While expansion in emerging markets along Chinese president Xi Jinping’s new Silk Road initiative can be rewarding, it’s also a challenging journey, China Hua Neng Group Hong Kong general manager Chen Xi said during a Monday summit in Hong Kong on the infrastructure plan.
“This year has been a harvesting year for Huaneng in the belt and road nations,” he said. “But we have faced plenty of challenges and difficulties.”
Huaneng is the state-owned parent of Hong Kong and Shanghai listed Huaneng Power International, which owns some of the most efficient plants of the group.
China Huaneng, which has global generating capacity of 160 gigawatt (GW) - roughly a 10th of China’s total, has invested in plants overseas with combined annual generating capacity of 10GW since it was set up over three decades ago.
It aims to raise it to 16GW by 2020, Chen said, adding it has commissioned 1.32GW of coal-fired plants in Pakistan mid this year, filling a quarter of the nation’s power supply gap.

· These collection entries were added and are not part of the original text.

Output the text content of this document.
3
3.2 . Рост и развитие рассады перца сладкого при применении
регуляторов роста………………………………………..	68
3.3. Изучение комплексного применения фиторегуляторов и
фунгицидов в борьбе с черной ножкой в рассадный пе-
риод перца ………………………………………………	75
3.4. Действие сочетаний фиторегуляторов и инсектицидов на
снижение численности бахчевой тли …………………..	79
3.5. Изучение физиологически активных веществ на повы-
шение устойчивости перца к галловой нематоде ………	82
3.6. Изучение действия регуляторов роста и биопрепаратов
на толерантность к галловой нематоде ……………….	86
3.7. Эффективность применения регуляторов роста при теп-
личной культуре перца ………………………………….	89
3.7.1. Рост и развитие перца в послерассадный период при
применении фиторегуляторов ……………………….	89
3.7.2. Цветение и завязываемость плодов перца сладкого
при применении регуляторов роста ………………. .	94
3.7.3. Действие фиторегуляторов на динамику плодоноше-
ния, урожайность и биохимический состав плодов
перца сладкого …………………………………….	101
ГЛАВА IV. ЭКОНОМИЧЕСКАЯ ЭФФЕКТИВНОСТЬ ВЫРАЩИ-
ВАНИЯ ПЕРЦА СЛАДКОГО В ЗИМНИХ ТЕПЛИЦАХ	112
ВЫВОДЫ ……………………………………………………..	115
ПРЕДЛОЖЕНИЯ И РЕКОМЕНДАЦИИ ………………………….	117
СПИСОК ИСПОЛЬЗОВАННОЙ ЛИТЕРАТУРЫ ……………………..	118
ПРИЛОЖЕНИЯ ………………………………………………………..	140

Before the year’s end, it plans to commission a 0.4GW hydro power project in Cambodia.
It also has planned projects and those under construction in Myanmar, Singapore and Australia.
Chen said project financing and unforeseen circumstances are some of the tough tasks his company - a platform to fund such projects - have faced.
“Given the economies, business environment and legal systems are different, and sometimes undeveloped in these nations, international, and even Chinese financial institutions have imposed tougher requirements - such as financial guarantee by our parent company - before they will lend,” he said.
In some countries, political events organised by regional or international non-government organisations have also cost us delays, which is bad for both the investor and local economic development, he added without elaborating on the events.
According to a Myanmar Times report in 2015, preliminary agreements on some 11 coal-fired power plants were signed between the government and local and international firms in 2010, but none went ahead due to opposition from civil society groups citing social and environmental concerns.
Myanmar has the lowest electricity generation capacity in Southeast Asia.
To mitigate risks, Chen said project developers in emerging markets should consider seeking project finance insurance from policy bank such as the Export-Import Bank of China, and invest with local and international partners to share risks and expertise.
“One should also try to secure power purchase agreements with the support of the local government so as to obtain some form of revenue guarantee,” he added.